Tuesday, September 05, 2006

Teaching Foreign Policy in the Post-Cold War Era

Teaching Foreign Policy in the Post-Cold War Era. One of the stated goals of this blog is to highlight sites which discuss teaching history. I do not always follow through on this as well as I like. But I do blog this way sometimes.

I found this ERIC Digest from 1994 and realized it could serve several roles on this blog. As history, it shows how at least one history teacher saw American foreign policy in 1994. At the same time, it gives tips on ways history could be used to teach the topic of foreign policy.

Go ahead and read this digest. Please note the section on Themes In Foreign Policy. How accurate are these themes today? Are they still the same as 1994? Have events like 9/11 and the War on Terrorism changed anything? If so, how? This site could provide for a good teaching moment.

From the site:

Today the United States finds itself in a world that has changed fundamentally. For more than 40 years the United States and the Soviet Union were the foremost powers and rivals in international affairs.
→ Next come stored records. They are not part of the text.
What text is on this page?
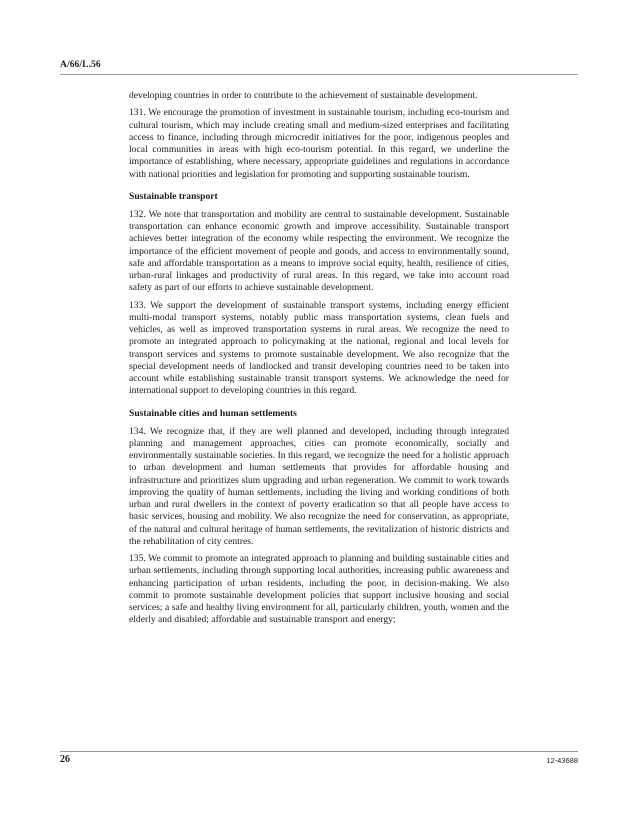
A/66/L.56

developing countries in order to contribute to the achievement of sustainable development.

131. We encourage the promotion of investment in sustainable tourism, including eco-tourism and cultural tourism, which may include creating small and medium-sized enterprises and facilitating access to finance, including through microcredit initiatives for the poor, indigenous peoples and local communities in areas with high eco-tourism potential. In this regard, we underline the importance of establishing, where necessary, appropriate guidelines and regulations in accordance with national priorities and legislation for promoting and supporting sustainable tourism.

Sustainable transport

132. We note that transportation and mobility are central to sustainable development. Sustainable transportation can enhance economic growth and improve accessibility. Sustainable transport achieves better integration of the economy while respecting the environment. We recognize the importance of the efficient movement of people and goods, and access to environmentally sound, safe and affordable transportation as a means to improve social equity, health, resilience of cities, urban-rural linkages and productivity of rural areas. In this regard, we take into account road safety as part of our efforts to achieve sustainable development.

133. We support the development of sustainable transport systems, including energy efficient multi-modal transport systems, notably public mass transportation systems, clean fuels and vehicles, as well as improved transportation systems in rural areas. We recognize the need to promote an integrated approach to policymaking at the national, regional and local levels for transport services and systems to promote sustainable development. We also recognize that the special development needs of landlocked and transit developing countries need to be taken into account while establishing sustainable transit transport systems. We acknowledge the need for international support to developing countries in this regard.

Sustainable cities and human settlements

134. We recognize that, if they are well planned and developed, including through integrated planning and management approaches, cities can promote economically, socially and environmentally sustainable societies. In this regard, we recognize the need for a holistic approach to urban development and human settlements that provides for affordable housing and infrastructure and prioritizes slum upgrading and urban regeneration. We commit to work towards improving the quality of human settlements, including the living and working conditions of both urban and rural dwellers in the context of poverty eradication so that all people have access to basic services, housing and mobility. We also recognize the need for conservation, as appropriate, of the natural and cultural heritage of human settlements, the revitalization of historic districts and the rehabilitation of city centres.

135. We commit to promote an integrated approach to planning and building sustainable cities and urban settlements, including through supporting local authorities, increasing public awareness and enhancing participation of urban residents, including the poor, in decision-making. We also commit to promote sustainable development policies that support inclusive housing and social services; a safe and healthy living environment for all, particularly children, youth, women and the elderly and disabled; affordable and sustainable transport and energy;

26	12-43688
U.S. foreign policy, U.S. domestic politics, and international relations revolved largely around this intense rivalry. Now the Soviet Union no longer exists, and the fifteen new states of the former Soviet Union are caught up in the turmoil of economic and political change. Since the end of the Cold War, there have been fewer external constraints on the projection of U.S. power abroad than at any time since the years immediately following World War II. And yet, there are no longer common understandings among Americans about what the U.S. role should be in this changing international environment. This ERIC Digest treats the (1) need and rationale for teaching and learning about current foreign policy issues; (2) main themes in foreign policy education in the post-Cold War era; (3) balance, inquiry, and decision making in the classroom; and (4) current classroom materials.

1 comment:

Textbook Evaluator said...

Hello.
My favorite book for understanding and teaching American Foreign Policy is Walter Russell Mead's Special Providence. For me, it helps to put the history into a neat framework. The schema is not flawless, but it's helpful...and a reminder that US foreign policy always contains some threads of the past.